One of the themes I want to develop in this blog is the relationship, tension, conflict, dichotomy or whatever you want to call it, between sexuality and spirituality. These have always been important issues for me, but rarely have I found a place where people can discuss these things openly and honestly, without the fear of judgment or excessive moralizing. Often people are in one camp or the other: either exceedingly sexual without any sense of the divine or the spirit, or even religious, or they are exceedingly spiritual or religious at cost of being prudish and puritanical. Yet I know there are many people out there who are both very sexual and very spiritual and feel perhaps lost in some strange purgatory between the two. Often that is how I feel, trying to balance these things, trying to have a spiritual life without being neurotically obsessed over sex, or trying to have a sexual life without losing my religious beliefs, many of which are complicated when it comes to sex and sexual desire.

One thing I  have been musing on recently when it comes to spirituality and sexuality is the necessity for love in our lives. Now by love I don’t necessarily mean romantic love, although I am not excluding it, but rather, the importance of love, of having loved ones in our lives, of being loved by others.

Romeo and Juliet by the 19th century English painter Ford Maddox Brown.

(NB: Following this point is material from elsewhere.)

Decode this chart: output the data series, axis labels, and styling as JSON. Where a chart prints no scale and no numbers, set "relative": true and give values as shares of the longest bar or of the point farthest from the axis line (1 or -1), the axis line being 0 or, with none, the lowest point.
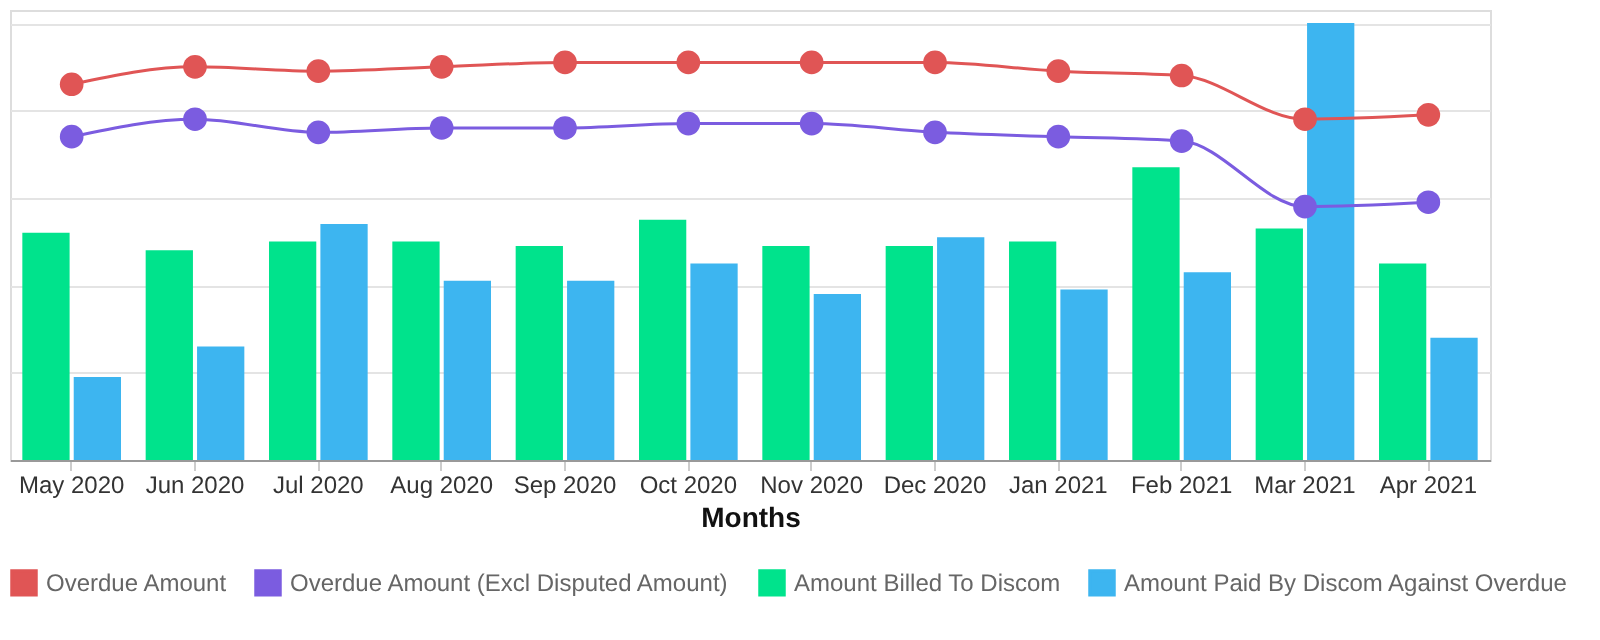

In the end, love is more important than fleshly things. Love lasts. Love is transcendent. Sometimes what seems so depressing about the whole PUA world (which I really don’t consider myself a part) is the complete lack of compassion towards others, the using of others for one’s own personal pleasure. In the short term this may seem fun, but in the long term I believe it is quite destructive. If I had to put this into religious terms, especially Christian terms, then I would consider that sinful. There are few worse things in life than callously using others for whatever reasons, whether it be sexually, financially, emotionally.  The complete lack of empathy, sympathy, and love towards others in the PUA world is disturbing. How can it not be but a destructive thing for all those involved, both men and women? If you read enough PUA material, you see the proof of this.

There is a certain unending loneliness to the perpetual conquest. One girl is never enough. You need more. Then when it is over, you need another. And another. It never ends. How much better to find someone you can love, and enjoy that love on a consistent basis. Love comforts in a way sex does not.

Christianity says that love is the essence of everything: the greatest of all three great theological virtues (hope, faith, charity) is love. I guess you could call me a romantic. As I mentioned above, I don’t like the harshness of the PUA scene. No, although I am an extremely sexual person, and the allure of cheap and easy sex is always there, I prefer to seek out deep, intense relationships with women. I can honestly say that I have rarely slept with a girl I did not have some degree of feelings for, and often those feelings were love.

If I had to chose, would I want a life of sensual pleasure devoid of love, or a life of love devoid of sensual pleasure, I suppose I would have to chose the later. Fortunately life is never this simple; but my preference is for deeper human contact than simply the carnal. The pleasures of the flesh are fleeting. Love, whether it be with family, friends or a lover, well that transcends the fleshly pleasures. I would rather feel a broken heart for a year than sleep with countless women and feel nothing. At least I know I am alive, that I experienced the fire of life, and that, despite my sexual habits, perhaps God understands and he understands because there was at least some degree of love involved.